RJA appealed the discipline to an arbitrator, who presided over a two day hearing. After lengthy closing briefs were submitted by counsel on both sides, the arbitrator issued a seventy-one page award concluding that the Town violated the union contract by suspending the sergeant.
In her award, the arbitrator agreed with RJA’s arguments almost entirely and rejected every rule violation brought forward but one. The one rule violation left standing at that point was a regulation that required members of the Department to notify the command staff of any serious or unusual incident occurring in Town, with a list of examples that included “shootings.” During the hearing, RJA was able to present evidence that, in the past, while the command staff would be notified of a “shooting” when it was a person that had been shot, the command staff was not notified when a gun was used to shoot at a building. A captain in the Department at the time of the prior event told the sergeant that the command staff did not have to receive notification in that type of shooting because the rule applied to the shooting of a person, not the shooting of a building.
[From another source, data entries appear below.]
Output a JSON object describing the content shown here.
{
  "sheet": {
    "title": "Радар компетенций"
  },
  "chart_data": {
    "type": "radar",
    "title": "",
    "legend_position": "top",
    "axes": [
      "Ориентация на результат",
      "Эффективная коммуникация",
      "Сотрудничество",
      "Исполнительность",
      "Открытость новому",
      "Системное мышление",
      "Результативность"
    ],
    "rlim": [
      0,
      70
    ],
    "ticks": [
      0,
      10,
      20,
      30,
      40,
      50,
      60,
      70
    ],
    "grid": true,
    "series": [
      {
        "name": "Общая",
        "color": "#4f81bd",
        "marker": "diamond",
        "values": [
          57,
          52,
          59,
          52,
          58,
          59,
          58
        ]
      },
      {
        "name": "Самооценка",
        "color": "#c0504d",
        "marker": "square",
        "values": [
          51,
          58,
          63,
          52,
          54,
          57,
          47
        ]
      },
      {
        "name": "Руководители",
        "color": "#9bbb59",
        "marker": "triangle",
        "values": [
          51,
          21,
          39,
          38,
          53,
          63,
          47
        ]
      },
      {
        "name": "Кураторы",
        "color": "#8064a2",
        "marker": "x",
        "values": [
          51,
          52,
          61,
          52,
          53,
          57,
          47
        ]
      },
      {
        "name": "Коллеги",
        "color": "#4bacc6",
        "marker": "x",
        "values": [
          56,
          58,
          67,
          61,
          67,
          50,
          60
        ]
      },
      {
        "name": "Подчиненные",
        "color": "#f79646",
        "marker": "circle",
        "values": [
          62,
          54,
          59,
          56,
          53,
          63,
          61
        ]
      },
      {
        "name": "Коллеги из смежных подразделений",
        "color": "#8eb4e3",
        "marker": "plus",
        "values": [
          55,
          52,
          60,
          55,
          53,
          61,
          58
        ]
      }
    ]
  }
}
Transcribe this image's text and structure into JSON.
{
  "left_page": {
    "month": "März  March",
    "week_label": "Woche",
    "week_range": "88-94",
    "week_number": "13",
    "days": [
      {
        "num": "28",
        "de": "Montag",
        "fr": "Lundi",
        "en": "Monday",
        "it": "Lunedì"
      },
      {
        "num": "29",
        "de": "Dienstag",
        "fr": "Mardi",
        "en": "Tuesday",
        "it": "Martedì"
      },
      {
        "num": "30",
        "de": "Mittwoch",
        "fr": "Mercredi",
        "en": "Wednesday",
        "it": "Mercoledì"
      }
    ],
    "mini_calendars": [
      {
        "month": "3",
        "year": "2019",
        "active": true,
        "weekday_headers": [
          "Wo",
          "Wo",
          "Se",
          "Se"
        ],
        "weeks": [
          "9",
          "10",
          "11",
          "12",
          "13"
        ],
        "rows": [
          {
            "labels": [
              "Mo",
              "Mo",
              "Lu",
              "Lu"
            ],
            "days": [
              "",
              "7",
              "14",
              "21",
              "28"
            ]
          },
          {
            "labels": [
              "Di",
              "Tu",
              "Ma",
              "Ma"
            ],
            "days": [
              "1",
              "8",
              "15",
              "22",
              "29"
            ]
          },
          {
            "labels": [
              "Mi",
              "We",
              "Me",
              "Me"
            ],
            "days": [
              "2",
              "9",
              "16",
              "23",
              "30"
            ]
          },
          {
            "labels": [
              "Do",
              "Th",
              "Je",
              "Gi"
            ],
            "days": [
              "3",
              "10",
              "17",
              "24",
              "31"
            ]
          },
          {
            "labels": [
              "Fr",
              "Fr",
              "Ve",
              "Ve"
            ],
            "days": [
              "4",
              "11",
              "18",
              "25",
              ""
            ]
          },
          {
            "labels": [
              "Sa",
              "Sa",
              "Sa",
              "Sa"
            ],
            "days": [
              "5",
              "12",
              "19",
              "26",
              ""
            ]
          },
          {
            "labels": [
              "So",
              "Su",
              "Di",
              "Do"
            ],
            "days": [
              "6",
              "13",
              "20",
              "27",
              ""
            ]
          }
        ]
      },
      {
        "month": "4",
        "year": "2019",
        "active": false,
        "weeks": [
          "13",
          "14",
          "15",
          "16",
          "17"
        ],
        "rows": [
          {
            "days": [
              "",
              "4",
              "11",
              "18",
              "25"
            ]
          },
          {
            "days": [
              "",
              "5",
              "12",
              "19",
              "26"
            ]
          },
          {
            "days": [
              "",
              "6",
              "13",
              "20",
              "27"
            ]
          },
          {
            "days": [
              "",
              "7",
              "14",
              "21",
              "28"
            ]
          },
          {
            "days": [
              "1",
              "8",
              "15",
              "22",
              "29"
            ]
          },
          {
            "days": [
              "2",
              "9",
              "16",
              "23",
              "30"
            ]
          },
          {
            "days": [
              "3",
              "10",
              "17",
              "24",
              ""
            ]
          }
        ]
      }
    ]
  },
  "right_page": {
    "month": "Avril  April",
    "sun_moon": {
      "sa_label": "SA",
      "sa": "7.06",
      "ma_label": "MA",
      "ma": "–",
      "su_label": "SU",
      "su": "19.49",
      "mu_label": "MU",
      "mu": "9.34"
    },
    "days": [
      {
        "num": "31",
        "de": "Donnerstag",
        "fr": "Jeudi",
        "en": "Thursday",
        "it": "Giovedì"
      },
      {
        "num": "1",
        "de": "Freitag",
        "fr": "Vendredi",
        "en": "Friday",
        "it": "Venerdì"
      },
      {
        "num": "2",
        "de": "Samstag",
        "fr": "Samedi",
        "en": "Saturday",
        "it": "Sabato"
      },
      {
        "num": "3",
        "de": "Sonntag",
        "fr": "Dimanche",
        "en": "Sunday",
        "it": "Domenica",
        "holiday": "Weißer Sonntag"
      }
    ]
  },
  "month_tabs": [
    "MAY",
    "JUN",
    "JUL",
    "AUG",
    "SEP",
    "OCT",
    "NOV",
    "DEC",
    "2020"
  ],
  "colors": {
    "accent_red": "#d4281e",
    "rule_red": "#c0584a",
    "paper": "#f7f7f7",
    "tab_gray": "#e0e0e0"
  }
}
That was why, in this instance, the sergeant did not make a notification to the command staff. To the extent that the present administration of the Department interpreted the rule differently, the arbitrator concluded that the sergeant should have received no more than a verbal directive as to how this administration was going to apply the rule. The arbitrator found that no other action was warranted, the ten day suspension was improper and the sergeant should receive his lost pay and benefits suffered from the wrongful suspension.
RESULT: An award from the arbitrator concluding that the suspension was unjustified.